Wed, Jan 07, 2015 - Page 3 News List

Taipei mayor unveils plan to renovate Chongyang Bridge for traffic safety

NO FREE RIDE:The city reaffirmed its commitment to eliminating all 24,000 free parking spaces, which the transport chief said should free up more parking spaces

By Abraham Gerber  /  Staff reporter

Taipei Mayor Ko Wen-je’s (柯文哲) shake-up of Taipei’s traffic system continued yesterday, with the city planning a new construction to increase safety on the city’s Chongyang Bridge.

At a press conference following the weekly city government meeting, Ko said the government had previously not “felt the pain” of the high rate of accidents on the bridge spanning the Tamsui River (淡水河) between Taipei’s Shilin (士林) and New Taipei City’s Lujhou (蘆洲) districts, with more than 200 traffic accidents occurring in the past four years.

“Increased traffic on the bridge since it was constructed [27 years ago] has made it more dangerous,” Taipei City Department of Transportation Commissioner Chung Hui-yu (鍾慧諭) said, adding that more than 5,000 scooters pass over the bridge during peak hours.

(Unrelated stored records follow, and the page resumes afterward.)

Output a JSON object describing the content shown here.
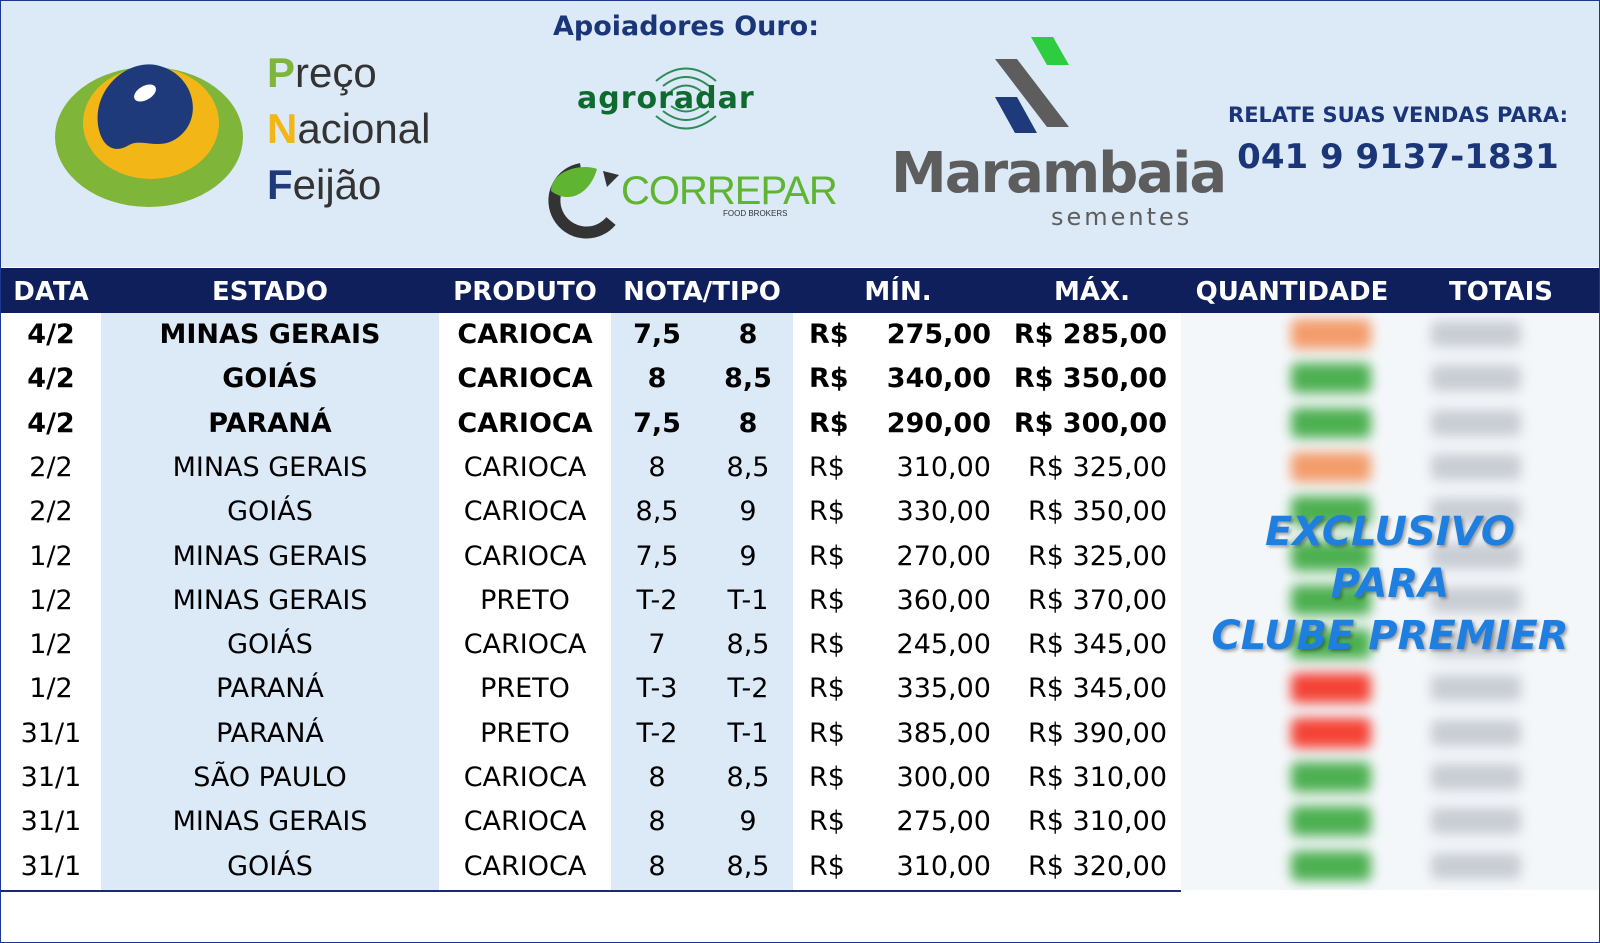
{
  "header": {
    "logo_lines": [
      {
        "initial": "P",
        "rest": "reço"
      },
      {
        "initial": "N",
        "rest": "acional"
      },
      {
        "initial": "F",
        "rest": "eijão"
      }
    ],
    "sponsors_title": "Apoiadores Ouro:",
    "sponsor_agroradar": "agroradar",
    "sponsor_correpar": "CORREPAR",
    "sponsor_correpar_sub": "FOOD BROKERS",
    "sponsor_marambaia": "Marambaia",
    "sponsor_marambaia_sub": "sementes",
    "contact_label": "RELATE SUAS VENDAS PARA:",
    "contact_phone": "041 9 9137-1831"
  },
  "table": {
    "columns": {
      "data": "DATA",
      "estado": "ESTADO",
      "produto": "PRODUTO",
      "nota": "NOTA/TIPO",
      "min": "MÍN.",
      "max": "MÁX.",
      "quantidade": "QUANTIDADE",
      "totais": "TOTAIS"
    },
    "rows": [
      {
        "data": "4/2",
        "estado": "MINAS GERAIS",
        "produto": "CARIOCA",
        "nota1": "7,5",
        "nota2": "8",
        "cur": "R$",
        "min": "275,00",
        "max": "R$ 285,00",
        "bold": true
      },
      {
        "data": "4/2",
        "estado": "GOIÁS",
        "produto": "CARIOCA",
        "nota1": "8",
        "nota2": "8,5",
        "cur": "R$",
        "min": "340,00",
        "max": "R$ 350,00",
        "bold": true
      },
      {
        "data": "4/2",
        "estado": "PARANÁ",
        "produto": "CARIOCA",
        "nota1": "7,5",
        "nota2": "8",
        "cur": "R$",
        "min": "290,00",
        "max": "R$ 300,00",
        "bold": true
      },
      {
        "data": "2/2",
        "estado": "MINAS GERAIS",
        "produto": "CARIOCA",
        "nota1": "8",
        "nota2": "8,5",
        "cur": "R$",
        "min": "310,00",
        "max": "R$ 325,00",
        "bold": false
      },
      {
        "data": "2/2",
        "estado": "GOIÁS",
        "produto": "CARIOCA",
        "nota1": "8,5",
        "nota2": "9",
        "cur": "R$",
        "min": "330,00",
        "max": "R$ 350,00",
        "bold": false
      },
      {
        "data": "1/2",
        "estado": "MINAS GERAIS",
        "produto": "CARIOCA",
        "nota1": "7,5",
        "nota2": "9",
        "cur": "R$",
        "min": "270,00",
        "max": "R$ 325,00",
        "bold": false
      },
      {
        "data": "1/2",
        "estado": "MINAS GERAIS",
        "produto": "PRETO",
        "nota1": "T-2",
        "nota2": "T-1",
        "cur": "R$",
        "min": "360,00",
        "max": "R$ 370,00",
        "bold": false
      },
      {
        "data": "1/2",
        "estado": "GOIÁS",
        "produto": "CARIOCA",
        "nota1": "7",
        "nota2": "8,5",
        "cur": "R$",
        "min": "245,00",
        "max": "R$ 345,00",
        "bold": false
      },
      {
        "data": "1/2",
        "estado": "PARANÁ",
        "produto": "PRETO",
        "nota1": "T-3",
        "nota2": "T-2",
        "cur": "R$",
        "min": "335,00",
        "max": "R$ 345,00",
        "bold": false
      },
      {
        "data": "31/1",
        "estado": "PARANÁ",
        "produto": "PRETO",
        "nota1": "T-2",
        "nota2": "T-1",
        "cur": "R$",
        "min": "385,00",
        "max": "R$ 390,00",
        "bold": false
      },
      {
        "data": "31/1",
        "estado": "SÃO PAULO",
        "produto": "CARIOCA",
        "nota1": "8",
        "nota2": "8,5",
        "cur": "R$",
        "min": "300,00",
        "max": "R$ 310,00",
        "bold": false
      },
      {
        "data": "31/1",
        "estado": "MINAS GERAIS",
        "produto": "CARIOCA",
        "nota1": "8",
        "nota2": "9",
        "cur": "R$",
        "min": "275,00",
        "max": "R$ 310,00",
        "bold": false
      },
      {
        "data": "31/1",
        "estado": "GOIÁS",
        "produto": "CARIOCA",
        "nota1": "8",
        "nota2": "8,5",
        "cur": "R$",
        "min": "310,00",
        "max": "R$ 320,00",
        "bold": false
      }
    ]
  },
  "overlay": {
    "line1": "EXCLUSIVO",
    "line2": "PARA",
    "line3": "CLUBE PREMIER"
  },
  "colors": {
    "header_bg": "#dce9f6",
    "table_header_bg": "#0f1f5c",
    "light_column_bg": "#dce9f6",
    "title_blue": "#1a3578",
    "overlay_blue": "#1f7fe0"
  }
}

The access ramp for scooters will be redesigned to increase safety as the motorbikes merge into traffic, Chung said.

The existing access ramp is to remain open until construction on the new ramp is finished late next year, she said.

Chung also reaffirmed the department’s commitment to eliminating free parking spaces in the city, as well as considering holding an online vote on the continuation of a pedestrian zone within the Gongguan (公館) area.

The zone, whose trial period is set to expire on Sunday, has been in place since August last year. Cars and scooters are barred from entering five alleys within the area during weekends and holiday afternoons and evenings.

While some stores in the area oppose the restrictions, many city residents support the idea, with foot traffic doubling since the zone was implemented, Chung said.

She said eliminating free parking spaces was fundamentally a matter of effectively using city resources, including taxpayers’ money spent on maintaining roads.

“Roads are city property, not your family’s parking lot,” she said, “Every person needs to pay to park just as they need to pay to ride a bus.”

The department plans to eliminate all of the city’s 24,000 free parking spaces over the next two years, beginning with 3,000 spots in Wenshan District (文山) next month.

Chung said eliminating free parking spaces would increase the number of vehicles that the spaces could accommodate by encouraging drivers to reduce parking time.

In conjunction with adjustments to the city’s public transportation system, this would enable the city to gradually eliminate parking spots, opening up space to widen roads and sidewalks, she said.

The department also hopes to win approval from the city council to raise fees on parking spaces to further free up space, she said.